De prachtig gekleurde roodschoudertaling [Callonetta leucophrys] komt in de natuurlijke habitat voor in onder andere Brazilië, Paraguay, Uruguay, Bolivië en Argentinië. Gelukkig hoeven we niet naar die verre landen te reizen om deze watervogel te kunnen zien. Het gaat in avicultuur om een welbekende soort die we u wat graag willen voorstellen.
Naam. Een wat verouderde naam die soms nog wordt gebruikt is ‘halsbandtaling’, uiteraard verwijst dit naar de zwarte band die over de kop naar de nek toeloopt. Gezien de foto’s die deze tekst vergezellen verkiezen we ervoor om geen uitgebreide beschrijving te geven. Alleen dit: geef uw ogen de kost en geniet van de mooie kleurschakeringen. Weet dat meerdere eendensoorten gedurende een groot deel van het jaar een eclipskleed dragen, wel hier is dit niet het geval. De woerd blijft gedurende het volledige jaar net zo mooi als hij hier afgebeeld staat. De grootte is ongeveer38 centimeter. Het wijfje is lang niet zo mooi dan de woerd. Ze bezit een overwegend bruingrijze kleur met een gevlekte borst en een witte wenkbrauw vlek, en heeft een wit streepje naar achter op de kop en witte onderkaak.
Biotoop. De natuurlijke biotoop bestaat uit vochtige tropische bossen en moerassen, maar ook rond meren, rivieren, beken en vijvers kan de roodschouder opgemerkt worden. De natuurlijke voeding is hoofdzakelijk plantaardig.
Avicultuur. De roodschoudertaling is een makkelijk te houden en te verzorgen vogel waarbij komt dat hij tegenover andere eenden vrij verdraagzaam is. Deze taling heeft wel nood aan een vijver, hij brengt er een groot deel van de dag op door. Waar wel moet voor gezorgd worden is een vriesvrije ruimte voor de winter want, en gezien hun herkomst is dit niet echt vreemd, winterhard is de roodschouder niet.
Voedsel. Dit eendje houdt zich graag op gras op waar hij ook van eet. De betere voeding bestaat echter uit de gekende totaalvoederkorrel die voor circa 80% van de voeding kan uitmaken. De overige 20% kan aangevuld worden met grassen, groenten en granen.

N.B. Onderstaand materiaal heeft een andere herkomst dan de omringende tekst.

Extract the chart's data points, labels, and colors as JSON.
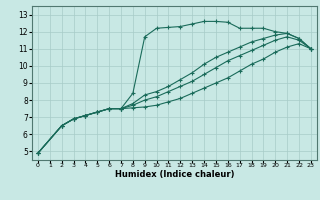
{
  "xlabel": "Humidex (Indice chaleur)",
  "ylabel": "",
  "xlim": [
    -0.5,
    23.5
  ],
  "ylim": [
    4.5,
    13.5
  ],
  "xticks": [
    0,
    1,
    2,
    3,
    4,
    5,
    6,
    7,
    8,
    9,
    10,
    11,
    12,
    13,
    14,
    15,
    16,
    17,
    18,
    19,
    20,
    21,
    22,
    23
  ],
  "yticks": [
    5,
    6,
    7,
    8,
    9,
    10,
    11,
    12,
    13
  ],
  "bg_color": "#c8e8e4",
  "line_color": "#1a6b5a",
  "grid_color": "#a8ccc8",
  "lines": [
    {
      "x": [
        0,
        2,
        3,
        4,
        5,
        6,
        7,
        8,
        9,
        10,
        11,
        12,
        13,
        14,
        15,
        16,
        17,
        18,
        19,
        20,
        21,
        22,
        23
      ],
      "y": [
        4.9,
        6.5,
        6.9,
        7.1,
        7.3,
        7.5,
        7.5,
        7.55,
        7.6,
        7.7,
        7.9,
        8.1,
        8.4,
        8.7,
        9.0,
        9.3,
        9.7,
        10.1,
        10.4,
        10.8,
        11.1,
        11.3,
        11.0
      ]
    },
    {
      "x": [
        0,
        2,
        3,
        4,
        5,
        6,
        7,
        8,
        9,
        10,
        11,
        12,
        13,
        14,
        15,
        16,
        17,
        18,
        19,
        20,
        21,
        22,
        23
      ],
      "y": [
        4.9,
        6.5,
        6.9,
        7.1,
        7.3,
        7.5,
        7.5,
        7.7,
        8.0,
        8.2,
        8.5,
        8.8,
        9.1,
        9.5,
        9.9,
        10.3,
        10.6,
        10.9,
        11.2,
        11.5,
        11.7,
        11.5,
        11.0
      ]
    },
    {
      "x": [
        0,
        2,
        3,
        4,
        5,
        6,
        7,
        8,
        9,
        10,
        11,
        12,
        13,
        14,
        15,
        16,
        17,
        18,
        19,
        20,
        21,
        22,
        23
      ],
      "y": [
        4.9,
        6.5,
        6.9,
        7.1,
        7.3,
        7.5,
        7.5,
        7.8,
        8.3,
        8.5,
        8.8,
        9.2,
        9.6,
        10.1,
        10.5,
        10.8,
        11.1,
        11.4,
        11.6,
        11.8,
        11.9,
        11.6,
        11.0
      ]
    },
    {
      "x": [
        0,
        2,
        3,
        4,
        5,
        6,
        7,
        8,
        9,
        10,
        11,
        12,
        13,
        14,
        15,
        16,
        17,
        18,
        19,
        20,
        21,
        22,
        23
      ],
      "y": [
        4.9,
        6.5,
        6.9,
        7.1,
        7.3,
        7.5,
        7.5,
        8.4,
        11.7,
        12.2,
        12.25,
        12.3,
        12.45,
        12.6,
        12.6,
        12.55,
        12.2,
        12.2,
        12.2,
        12.0,
        11.9,
        11.6,
        11.0
      ]
    }
  ]
}
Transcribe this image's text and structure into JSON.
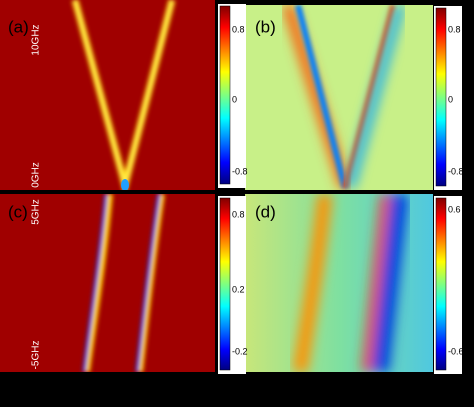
{
  "panels": [
    {
      "label": "(a)",
      "colorbar": [
        "0.8",
        "0",
        "-0.8"
      ]
    },
    {
      "label": "(b)",
      "colorbar": [
        "0.8",
        "0",
        "-0.8"
      ]
    },
    {
      "label": "(c)",
      "colorbar": [
        "0.8",
        "0.2",
        "-0.2"
      ]
    },
    {
      "label": "(d)",
      "colorbar": [
        "0.6",
        "-0.6"
      ]
    }
  ],
  "axis_labels": [
    "10GHz",
    "0GHz",
    "5GHz",
    "-5GHz"
  ]
}
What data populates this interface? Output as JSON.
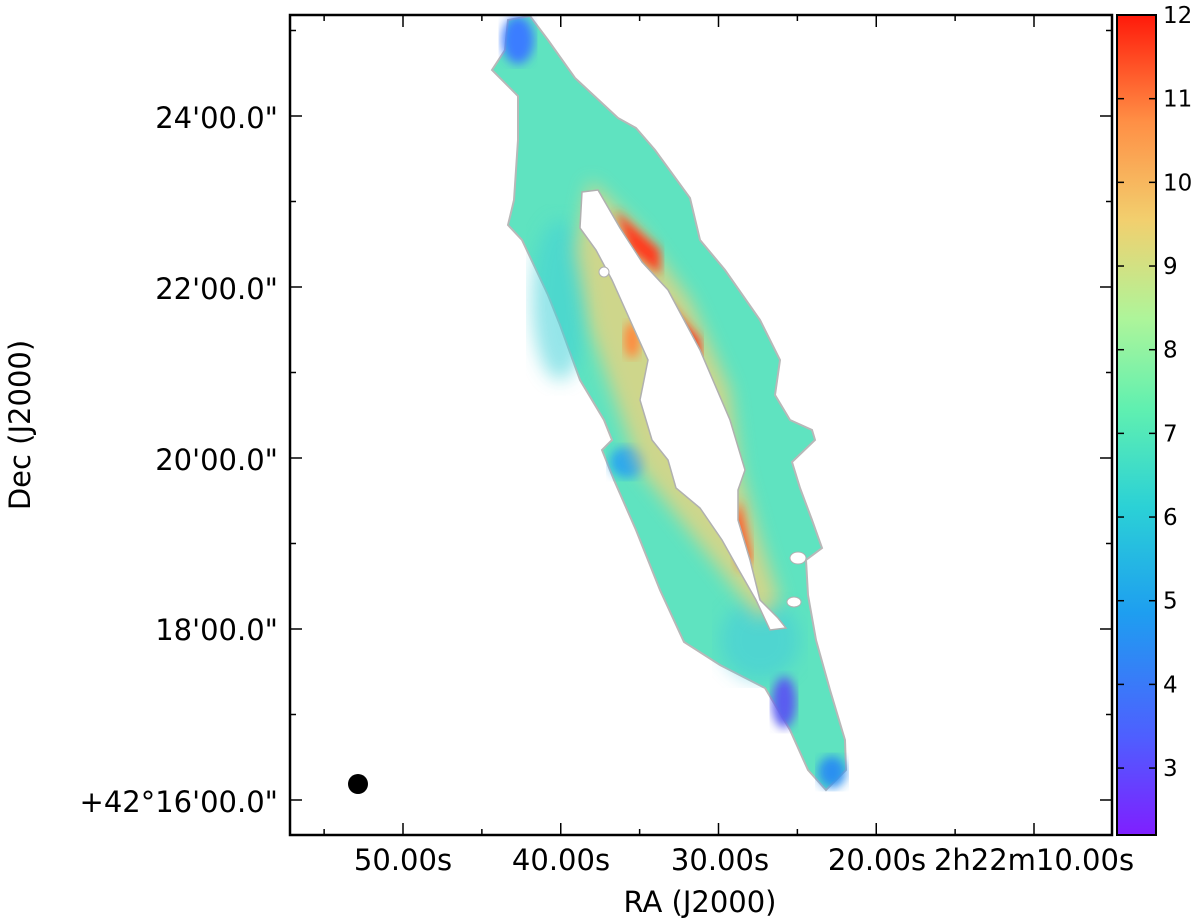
{
  "chart_data": {
    "type": "heatmap",
    "title": "",
    "xlabel": "RA (J2000)",
    "ylabel": "Dec (J2000)",
    "x_tick_labels": [
      "50.00s",
      "40.00s",
      "30.00s",
      "20.00s",
      "2h22m10.00s"
    ],
    "y_tick_labels": [
      "+42°16'00.0\"",
      "18'00.0\"",
      "20'00.0\"",
      "22'00.0\"",
      "24'00.0\""
    ],
    "colorbar": {
      "colormap": "rainbow",
      "range": [
        2.2,
        12
      ],
      "tick_values": [
        3,
        4,
        5,
        6,
        7,
        8,
        9,
        10,
        11,
        12
      ],
      "tick_labels": [
        "3",
        "4",
        "5",
        "6",
        "7",
        "8",
        "9",
        "10",
        "11",
        "12"
      ]
    },
    "grid": false,
    "beam_marker": "filled black circle, lower-left corner"
  }
}
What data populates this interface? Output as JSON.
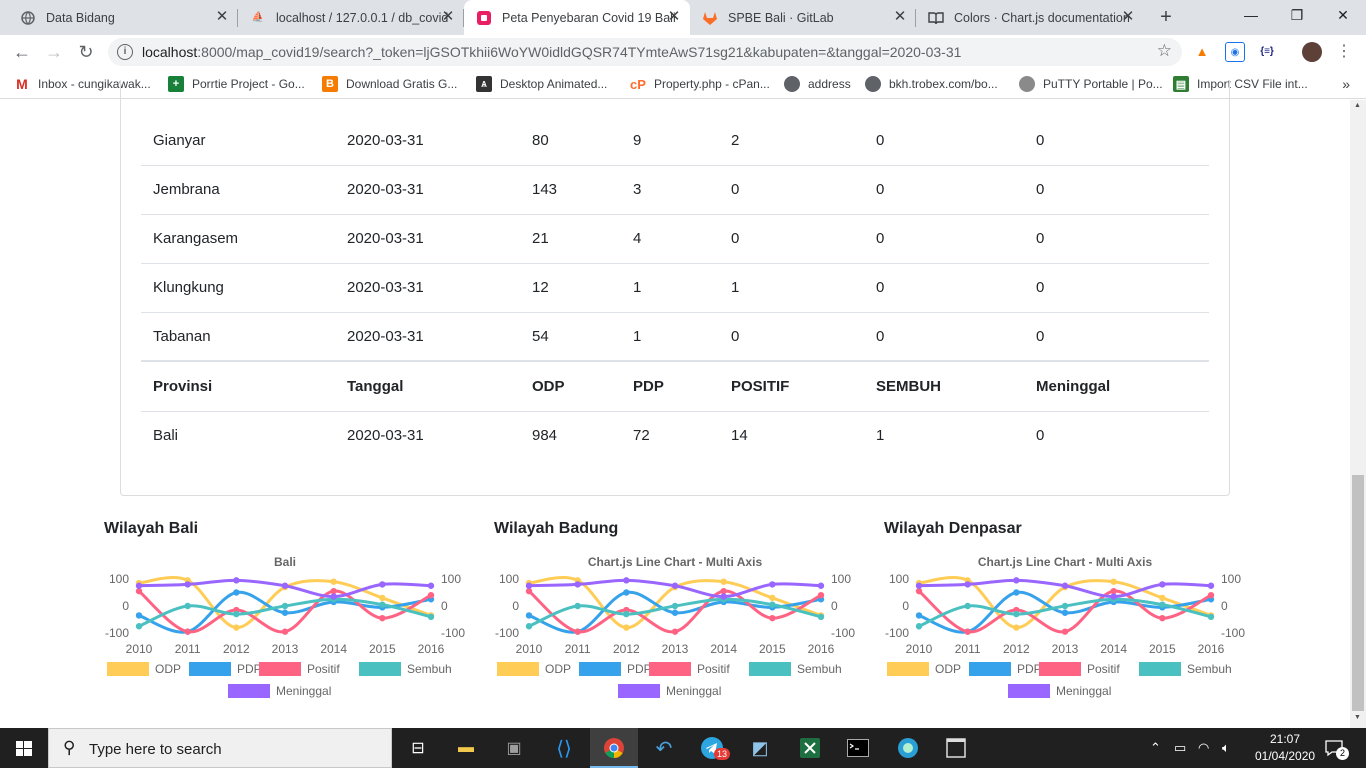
{
  "browser": {
    "tabs": [
      {
        "title": "Data Bidang",
        "icon": "globe-icon",
        "active": false
      },
      {
        "title": "localhost / 127.0.0.1 / db_covid",
        "icon": "phpmyadmin-icon",
        "active": false
      },
      {
        "title": "Peta Penyebaran Covid 19 Bali",
        "icon": "map-pin-icon",
        "active": true
      },
      {
        "title": "SPBE Bali · GitLab",
        "icon": "gitlab-icon",
        "active": false
      },
      {
        "title": "Colors · Chart.js documentation",
        "icon": "book-icon",
        "active": false
      }
    ],
    "url_host": "localhost",
    "url_rest": ":8000/map_covid19/search?_token=ljGSOTkhii6WoYW0idldGQSR74TYmteAwS71sg21&kabupaten=&tanggal=2020-03-31",
    "bookmarks": [
      {
        "label": "Inbox - cungikawak...",
        "icon": "gmail-icon",
        "color": "#d93025"
      },
      {
        "label": "Porrtie Project - Go...",
        "icon": "sheets-icon",
        "color": "#188038"
      },
      {
        "label": "Download Gratis G...",
        "icon": "blogger-icon",
        "color": "#f57c00"
      },
      {
        "label": "Desktop Animated...",
        "icon": "app-icon",
        "color": "#333333"
      },
      {
        "label": "Property.php - cPan...",
        "icon": "cpanel-icon",
        "color": "#ff6c2c"
      },
      {
        "label": "address",
        "icon": "globe-icon",
        "color": "#5f6368"
      },
      {
        "label": "bkh.trobex.com/bo...",
        "icon": "globe-icon",
        "color": "#5f6368"
      },
      {
        "label": "PuTTY Portable | Po...",
        "icon": "putty-icon",
        "color": "#5f6368"
      },
      {
        "label": "Import CSV File int...",
        "icon": "import-icon",
        "color": "#2e7d32"
      }
    ]
  },
  "table": {
    "rows": [
      [
        "Gianyar",
        "2020-03-31",
        "80",
        "9",
        "2",
        "0",
        "0"
      ],
      [
        "Jembrana",
        "2020-03-31",
        "143",
        "3",
        "0",
        "0",
        "0"
      ],
      [
        "Karangasem",
        "2020-03-31",
        "21",
        "4",
        "0",
        "0",
        "0"
      ],
      [
        "Klungkung",
        "2020-03-31",
        "12",
        "1",
        "1",
        "0",
        "0"
      ],
      [
        "Tabanan",
        "2020-03-31",
        "54",
        "1",
        "0",
        "0",
        "0"
      ]
    ],
    "summary_header": [
      "Provinsi",
      "Tanggal",
      "ODP",
      "PDP",
      "POSITIF",
      "SEMBUH",
      "Meninggal"
    ],
    "summary_row": [
      "Bali",
      "2020-03-31",
      "984",
      "72",
      "14",
      "1",
      "0"
    ]
  },
  "chart_data": [
    {
      "type": "line",
      "section_title": "Wilayah Bali",
      "title": "Bali",
      "x": [
        "2010",
        "2011",
        "2012",
        "2013",
        "2014",
        "2015",
        "2016"
      ],
      "ylim": [
        -100,
        100
      ],
      "y_ticks": [
        "100",
        "0",
        "-100"
      ],
      "right_axis_ticks": [
        "100",
        "0",
        "-100"
      ],
      "legend": "bottom",
      "series": [
        {
          "name": "ODP",
          "color": "#ffcd56",
          "values": [
            85,
            95,
            -80,
            70,
            90,
            30,
            -35
          ]
        },
        {
          "name": "PDP",
          "color": "#36a2eb",
          "values": [
            -35,
            -95,
            50,
            -25,
            15,
            -5,
            25
          ]
        },
        {
          "name": "Positif",
          "color": "#ff6384",
          "values": [
            55,
            -95,
            -15,
            -95,
            55,
            -45,
            40
          ]
        },
        {
          "name": "Sembuh",
          "color": "#4bc0c0",
          "values": [
            -75,
            0,
            -30,
            0,
            25,
            5,
            -40
          ]
        },
        {
          "name": "Meninggal",
          "color": "#9966ff",
          "values": [
            75,
            80,
            95,
            75,
            35,
            80,
            75
          ]
        }
      ]
    },
    {
      "type": "line",
      "section_title": "Wilayah Badung",
      "title": "Chart.js Line Chart - Multi Axis",
      "x": [
        "2010",
        "2011",
        "2012",
        "2013",
        "2014",
        "2015",
        "2016"
      ],
      "ylim": [
        -100,
        100
      ],
      "y_ticks": [
        "100",
        "0",
        "-100"
      ],
      "right_axis_ticks": [
        "100",
        "0",
        "-100"
      ],
      "legend": "bottom",
      "series": [
        {
          "name": "ODP",
          "color": "#ffcd56",
          "values": [
            85,
            95,
            -80,
            70,
            90,
            30,
            -35
          ]
        },
        {
          "name": "PDP",
          "color": "#36a2eb",
          "values": [
            -35,
            -95,
            50,
            -25,
            15,
            -5,
            25
          ]
        },
        {
          "name": "Positif",
          "color": "#ff6384",
          "values": [
            55,
            -95,
            -15,
            -95,
            55,
            -45,
            40
          ]
        },
        {
          "name": "Sembuh",
          "color": "#4bc0c0",
          "values": [
            -75,
            0,
            -30,
            0,
            25,
            5,
            -40
          ]
        },
        {
          "name": "Meninggal",
          "color": "#9966ff",
          "values": [
            75,
            80,
            95,
            75,
            35,
            80,
            75
          ]
        }
      ]
    },
    {
      "type": "line",
      "section_title": "Wilayah Denpasar",
      "title": "Chart.js Line Chart - Multi Axis",
      "x": [
        "2010",
        "2011",
        "2012",
        "2013",
        "2014",
        "2015",
        "2016"
      ],
      "ylim": [
        -100,
        100
      ],
      "y_ticks": [
        "100",
        "0",
        "-100"
      ],
      "right_axis_ticks": [
        "100",
        "0",
        "-100"
      ],
      "legend": "bottom",
      "series": [
        {
          "name": "ODP",
          "color": "#ffcd56",
          "values": [
            85,
            95,
            -80,
            70,
            90,
            30,
            -35
          ]
        },
        {
          "name": "PDP",
          "color": "#36a2eb",
          "values": [
            -35,
            -95,
            50,
            -25,
            15,
            -5,
            25
          ]
        },
        {
          "name": "Positif",
          "color": "#ff6384",
          "values": [
            55,
            -95,
            -15,
            -95,
            55,
            -45,
            40
          ]
        },
        {
          "name": "Sembuh",
          "color": "#4bc0c0",
          "values": [
            -75,
            0,
            -30,
            0,
            25,
            5,
            -40
          ]
        },
        {
          "name": "Meninggal",
          "color": "#9966ff",
          "values": [
            75,
            80,
            95,
            75,
            35,
            80,
            75
          ]
        }
      ]
    }
  ],
  "taskbar": {
    "search_placeholder": "Type here to search",
    "time": "21:07",
    "date": "01/04/2020",
    "telegram_badge": "13",
    "notification_count": "2"
  }
}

Kweek. De roodschoudertaling, die in het eerste levensjaar al broedrijp wordt, verkiest een nestkastje dat een weinig boven de grond wordt geplaatst. Omdat door de band er pas gebroed wordt vanaf mei hoeft er niet gevreesd te worden dat eieren of kuikens koude gaan hebben. Vriestemperaturen komen dan niet meer voor. Het wijfje legt van 9 tot 12 eieren die ze begint te bebroeden nadat het laatste ei is gelegd. De eieren bezitten een witachtige kleur. Na een broedperiode van zowat 23 dagen zullen alle bevruchte eieren quasi gelijk kippen. In onze ogen is er niets mooier dan een koppel eenden dat op de vijver rondzwemt met pas gekipte kuikens. Maar die kleintjes moeten groot worden en daarbij wordt gedurende de eerste twee maanden gebruik gemaakt van een opfokkorrel. Later wordt dit opfokkorrel fase 2. In gunstige omstandigheden zullen de kuikens heel snel groeien waarbij de geslachten ook heel snel te onderscheiden zullen zijn.